Senate debate focuses on trust, energy policy
By The Associated Press
Published: July 28, 2008
HOT SPRINGS (AP) Democrat Mark Warner and Republican Jim Gilmore feuded July 19 over energy policy and trustworthiness in a debut debate in their race for the U.S. Senate, but neither former governor scored a breakthrough.
Gilmore, trailing significantly in polls and fundraising and badly needing a break, attacked Warner’s veracity pointedly and often, mostly on the issue of energy and the damage high fuel prices have inflicted on the economy.
Advocating aggressive oil production on the nation’s coasts and Alaska’s virgin wilderness, Gilmore labeled Warner’s murky positions as deceptive.
“Clarity is what’s necessary,” Gilmore said. “Without that clarity, you can’t trust what Mark Warner will do in the United States Senate.”
Warner said his rival’s mantra of “drill here, drill now” off the nation’s outer continental shelf and in the Arctic National Wildlife Refuge for oil and natural gas is more of Gilmore’s trademark bumper-sticker sloganeering and governance by gimmick.
Just as Gilmore’s “No Car Tax” pledge won him the 1997 governor’s election but wreaked havoc on the state budget after it was enacted, Warner claimed, Gilmore’s energy plan is simplistic, unworkable and sure to further U.S. dependency on foreign oil.

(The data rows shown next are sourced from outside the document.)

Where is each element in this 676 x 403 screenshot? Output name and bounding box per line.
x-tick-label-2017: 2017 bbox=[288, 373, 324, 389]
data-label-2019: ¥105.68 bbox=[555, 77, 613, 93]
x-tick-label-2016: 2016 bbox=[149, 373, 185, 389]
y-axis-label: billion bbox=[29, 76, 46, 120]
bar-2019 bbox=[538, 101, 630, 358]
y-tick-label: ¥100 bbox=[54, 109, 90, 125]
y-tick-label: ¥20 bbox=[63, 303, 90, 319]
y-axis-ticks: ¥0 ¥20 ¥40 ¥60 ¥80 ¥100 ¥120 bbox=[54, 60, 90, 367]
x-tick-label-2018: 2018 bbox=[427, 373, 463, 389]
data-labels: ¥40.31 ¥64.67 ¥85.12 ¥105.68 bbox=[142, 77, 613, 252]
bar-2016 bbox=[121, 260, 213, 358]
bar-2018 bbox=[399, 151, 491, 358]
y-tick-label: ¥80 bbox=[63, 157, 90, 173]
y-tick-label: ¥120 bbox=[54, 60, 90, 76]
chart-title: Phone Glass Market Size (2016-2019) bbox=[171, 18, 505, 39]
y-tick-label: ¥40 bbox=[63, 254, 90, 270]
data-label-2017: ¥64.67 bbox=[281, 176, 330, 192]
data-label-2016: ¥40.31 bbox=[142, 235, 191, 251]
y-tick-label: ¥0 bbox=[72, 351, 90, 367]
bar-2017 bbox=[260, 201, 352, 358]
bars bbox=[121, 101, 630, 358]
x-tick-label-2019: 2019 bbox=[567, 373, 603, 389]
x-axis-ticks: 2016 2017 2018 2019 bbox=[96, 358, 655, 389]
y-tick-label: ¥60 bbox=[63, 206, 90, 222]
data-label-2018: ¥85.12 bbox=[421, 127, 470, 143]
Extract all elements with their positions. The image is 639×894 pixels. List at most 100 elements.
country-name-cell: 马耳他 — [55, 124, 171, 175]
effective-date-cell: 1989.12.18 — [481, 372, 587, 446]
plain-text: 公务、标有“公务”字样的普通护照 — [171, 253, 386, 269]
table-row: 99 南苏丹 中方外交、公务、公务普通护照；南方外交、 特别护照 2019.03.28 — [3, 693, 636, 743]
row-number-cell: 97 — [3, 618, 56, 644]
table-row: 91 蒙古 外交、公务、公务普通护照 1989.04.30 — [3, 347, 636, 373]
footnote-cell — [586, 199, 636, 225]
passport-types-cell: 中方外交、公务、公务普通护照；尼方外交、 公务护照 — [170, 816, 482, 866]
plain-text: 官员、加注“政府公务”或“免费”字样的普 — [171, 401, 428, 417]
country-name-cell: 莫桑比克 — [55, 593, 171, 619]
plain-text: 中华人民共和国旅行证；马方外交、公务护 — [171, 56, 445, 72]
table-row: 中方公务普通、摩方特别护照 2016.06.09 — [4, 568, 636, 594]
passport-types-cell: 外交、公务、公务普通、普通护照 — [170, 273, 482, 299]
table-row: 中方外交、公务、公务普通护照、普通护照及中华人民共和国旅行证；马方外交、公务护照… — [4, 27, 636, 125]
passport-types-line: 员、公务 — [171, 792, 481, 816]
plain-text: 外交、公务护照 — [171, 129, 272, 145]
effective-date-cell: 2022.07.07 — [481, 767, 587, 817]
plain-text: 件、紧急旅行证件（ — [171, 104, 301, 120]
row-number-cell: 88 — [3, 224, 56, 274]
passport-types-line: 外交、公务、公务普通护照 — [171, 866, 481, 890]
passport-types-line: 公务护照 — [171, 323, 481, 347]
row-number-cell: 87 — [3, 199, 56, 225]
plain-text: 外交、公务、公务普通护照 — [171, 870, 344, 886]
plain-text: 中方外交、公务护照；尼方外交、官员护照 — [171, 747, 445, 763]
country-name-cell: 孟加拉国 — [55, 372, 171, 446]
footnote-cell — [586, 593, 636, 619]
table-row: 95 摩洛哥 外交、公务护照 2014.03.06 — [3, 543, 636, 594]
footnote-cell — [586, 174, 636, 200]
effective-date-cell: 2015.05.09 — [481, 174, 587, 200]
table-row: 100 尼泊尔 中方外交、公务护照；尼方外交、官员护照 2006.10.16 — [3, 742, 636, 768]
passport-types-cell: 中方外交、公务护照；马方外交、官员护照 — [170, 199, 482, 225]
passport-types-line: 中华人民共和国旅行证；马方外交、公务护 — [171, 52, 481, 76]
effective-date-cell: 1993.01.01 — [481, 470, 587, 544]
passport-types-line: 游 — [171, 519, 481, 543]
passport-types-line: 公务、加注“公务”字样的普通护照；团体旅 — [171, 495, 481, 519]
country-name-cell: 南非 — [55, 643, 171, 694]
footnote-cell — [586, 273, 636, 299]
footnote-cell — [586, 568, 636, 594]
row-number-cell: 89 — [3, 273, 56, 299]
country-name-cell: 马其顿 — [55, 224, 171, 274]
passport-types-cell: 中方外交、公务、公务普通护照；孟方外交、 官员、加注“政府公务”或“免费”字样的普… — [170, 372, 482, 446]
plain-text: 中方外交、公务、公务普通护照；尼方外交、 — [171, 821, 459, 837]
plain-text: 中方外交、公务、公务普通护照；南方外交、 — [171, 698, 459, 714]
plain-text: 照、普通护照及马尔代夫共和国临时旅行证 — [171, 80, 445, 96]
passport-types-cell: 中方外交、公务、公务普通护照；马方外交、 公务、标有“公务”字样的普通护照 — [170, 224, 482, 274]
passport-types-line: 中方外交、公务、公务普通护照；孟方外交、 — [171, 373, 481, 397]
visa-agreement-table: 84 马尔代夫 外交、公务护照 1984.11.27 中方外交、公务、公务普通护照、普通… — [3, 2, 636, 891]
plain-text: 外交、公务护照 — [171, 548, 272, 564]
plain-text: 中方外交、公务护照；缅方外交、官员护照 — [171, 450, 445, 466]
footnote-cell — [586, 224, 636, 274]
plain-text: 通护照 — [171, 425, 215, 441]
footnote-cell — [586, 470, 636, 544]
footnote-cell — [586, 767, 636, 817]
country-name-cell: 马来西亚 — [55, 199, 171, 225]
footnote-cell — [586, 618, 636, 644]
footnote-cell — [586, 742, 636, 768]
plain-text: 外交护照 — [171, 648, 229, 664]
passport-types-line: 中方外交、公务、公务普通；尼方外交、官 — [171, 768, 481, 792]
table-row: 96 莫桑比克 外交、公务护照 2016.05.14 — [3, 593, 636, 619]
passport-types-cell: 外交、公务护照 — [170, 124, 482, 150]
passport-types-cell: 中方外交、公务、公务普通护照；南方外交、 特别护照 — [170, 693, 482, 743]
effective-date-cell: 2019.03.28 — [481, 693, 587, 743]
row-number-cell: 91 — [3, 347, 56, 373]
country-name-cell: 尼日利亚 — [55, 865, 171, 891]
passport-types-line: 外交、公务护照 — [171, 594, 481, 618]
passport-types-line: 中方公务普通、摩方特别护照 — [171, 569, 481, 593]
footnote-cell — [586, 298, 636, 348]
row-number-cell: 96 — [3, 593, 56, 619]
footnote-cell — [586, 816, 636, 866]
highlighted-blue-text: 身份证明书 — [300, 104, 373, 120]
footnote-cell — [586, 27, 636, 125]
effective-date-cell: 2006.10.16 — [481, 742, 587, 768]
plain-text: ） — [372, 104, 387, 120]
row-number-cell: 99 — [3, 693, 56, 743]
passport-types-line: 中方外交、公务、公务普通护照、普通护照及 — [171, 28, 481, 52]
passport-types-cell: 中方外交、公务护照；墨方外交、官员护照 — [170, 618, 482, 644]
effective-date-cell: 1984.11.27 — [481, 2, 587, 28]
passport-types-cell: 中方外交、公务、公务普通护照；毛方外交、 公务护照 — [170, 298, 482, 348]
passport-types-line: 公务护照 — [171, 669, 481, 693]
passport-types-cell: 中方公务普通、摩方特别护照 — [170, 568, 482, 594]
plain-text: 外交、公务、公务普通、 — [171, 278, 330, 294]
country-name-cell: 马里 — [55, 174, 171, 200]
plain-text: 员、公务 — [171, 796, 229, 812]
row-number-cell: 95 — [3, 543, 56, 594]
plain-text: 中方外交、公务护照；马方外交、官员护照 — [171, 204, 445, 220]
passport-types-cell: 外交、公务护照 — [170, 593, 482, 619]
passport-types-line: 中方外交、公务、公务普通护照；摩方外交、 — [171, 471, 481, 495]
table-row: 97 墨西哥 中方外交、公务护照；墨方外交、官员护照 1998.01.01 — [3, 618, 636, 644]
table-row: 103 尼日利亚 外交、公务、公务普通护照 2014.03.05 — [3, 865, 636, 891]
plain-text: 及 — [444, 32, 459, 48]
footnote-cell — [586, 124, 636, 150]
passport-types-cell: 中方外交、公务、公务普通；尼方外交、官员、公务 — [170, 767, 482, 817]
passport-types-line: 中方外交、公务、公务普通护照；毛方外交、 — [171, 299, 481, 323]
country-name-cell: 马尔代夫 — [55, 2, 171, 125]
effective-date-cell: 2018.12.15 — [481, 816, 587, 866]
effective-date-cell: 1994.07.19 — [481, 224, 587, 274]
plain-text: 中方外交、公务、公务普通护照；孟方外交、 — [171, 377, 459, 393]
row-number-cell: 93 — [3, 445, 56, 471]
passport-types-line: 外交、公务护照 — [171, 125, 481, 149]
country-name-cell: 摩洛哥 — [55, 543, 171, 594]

Warner last month offered measured support for lifting a federal moratorium on offshore oil exploration with states having the final say. He has stood steadfast against drilling in Alaska, a position he shares with Republican presidential candidate John McCain. His positions on producing oil offshore, however, have been more elastic.
“I favor the exploration piece but not the development piece because you’ve still got to go through the environmental hurdles,” Warner in mid-June.
A campaign ad Warner began televising last week, however, featured footage of a deep-sea oil platform as an announcer said Warner would “expand oil and gas production at home.”
So, before a crowd of several hundred lawyers attending the Virginia Bar Association debate at The Homestead, Gilmore asked Warner whether he would vote to lift the federal offshore drilling ban if elected.
“My position is that Congress should lift the moratorium on offshore oil and natural gas drilling (and) leave that decision to the states,” Warner countered. “It’s the same position I believe Senator McCain has. I don’t believe we should be drilling in ANWR because Congress has set it aside as a pristine area.”
Warner’s energy plan, however, is much broader and more detailed than Gilmore’s. He advocates cracking down on commodities speculators, expanded fuel mileage standards and greater use of telecommuting. His alternative energy ideas include solar and wind power, but also ideas that put him at odds with many other Democrats: expanded use of coal with technology to remove greenhouse gases and greater use of nuclear power.
Warner also highlighted a conspicuous difference between the two candidates’ offshore drilling proposals: states would have no say on whether oil derricks would spring up off their coastlines, or how many.
Gilmore’s advisers note the tracts off the outer continental shelf are federal land outside the jurisdictions of states. Giving states power to veto offshore production, Gilmore said, would allow them to “hold federal energy policy hostage.” But the prospect of oil rigs offshore is unsettling to Florida and other states heavily dependent on tourism.
Both men disputed each other’s gubernatorial records, President Bush’s record and their criteria for confirming U.S. Supreme Court nominees.
Warner noted that under Gilmore’s watch, the state returned more than $50 million in federal money to provide health insurance for children of poor families. He also blamed Gilmore’s zeal in advancing the car tax rollback in 2001 for exacerbating a fiscal crisis that eventually blossomed into a cumulative revenue shortfall of $6 billion over three years.
Gilmore defended his resolve to continue the car tax phase-out and accused Warner of pursuing a $1.4 billion tax hike in 2004 while hiding news from his finance secretary that the state was expecting budget surpluses from a resurgent economy.
Gilmore, whom Bush appointed in 2000 to head the Republican National Committee, defended the unpopular president, including his handling of the worsening economy.
“I believe the president has worked very hard to make sure the economy is running well with the tax cuts he put into place,” Gilmore said.
“I take that, then, as an endorsement of the last years of the Bush economic policies. I take that, then, as an endorsement of … America’s decline in standing in the world. I take that, then, as an endorsement of the fact that in the last years under the Bush administration, we have had no comprehensive energy policy,” Warner replied.
With several aging justices likely to leave the high court soon and possibly altering its ideological balance for a generation, each candidate was asked his criteria for confirming federal court nominees.
Warner said he opposed litmus tests on the most contentious issues of the time such as abortion. He also said the criteria for confirming Supreme Court candidates should focus on nominees’ records and judicial temperament.
Gilmore, however, named the court’s most conservative justices as the nominees he would support.
“Who are the judges I would try to appoint? People like (Antonin) Scalia, (Samuel) Alito, (Chief Justice John) Roberts and (Clarence) Thomas,” he said.